Additionally, credit card companies have large information systems set up to monitor transactions for fraud. Many of the systems use complex algorithms to score each transaction based on the cardholder’s usual spending habits, location of the purchase, and amounts of each transactions. When a transaction is authorized that scores too high as a result of these criteria, it flags the transaction for possible fraud so that it can be further investigated. The ways at which the transaction is further examined can vary. Many companies attempt to reach out to their clients by giving them a call to verify and go over the suspicious transactions. If the credit card company is unable to gain contact with the client, then depending on how suspicious the transaction appears they may choose to place the card on a restricted status.
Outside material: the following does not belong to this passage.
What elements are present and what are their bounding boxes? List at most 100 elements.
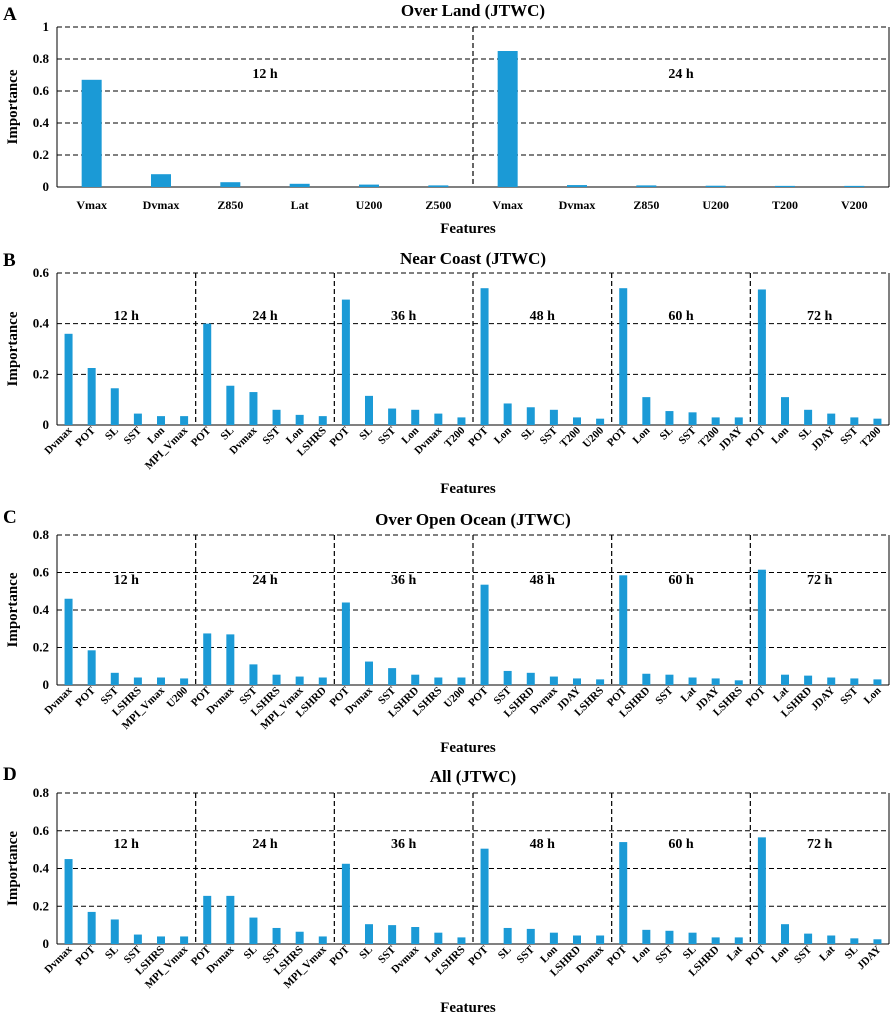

With the restricted status placed upon the card, no transactions would be approved until the client gains contact with the processor to go over the suspicious transactions.

Some financial institutions such as Citigroup offer “virtual account numbers” through their online services. These virtual account numbers work in that they are limited in use and work by using a temporary account number which is different than the number on the front of the card. Many cardholders use these feature when making online or over the phone payments because with the rampancy of fraud today; payments made through these methods are more susceptible to having card information taken. The advantage of using the limited virtual account number is that if by some means a fraudster acquires the virtual account number they will be limited if not completely prevented from making any sort of purchase. It also saves the cardholder and credit card company time and money because there will be less effort devoted to disputing the transactions and creating the cardholder a new account.

The Final Cost

Overall these fraud prevention and mitigation systems are necessary to the continued business of both PayPal and credit card companies. With credit card fraud being reported at $5.55 billion in 2011, there is much at stake for both the consumer and the firm itself. Through the use of information systems, these payment processing firms have greatly reduced the amount of risk they face.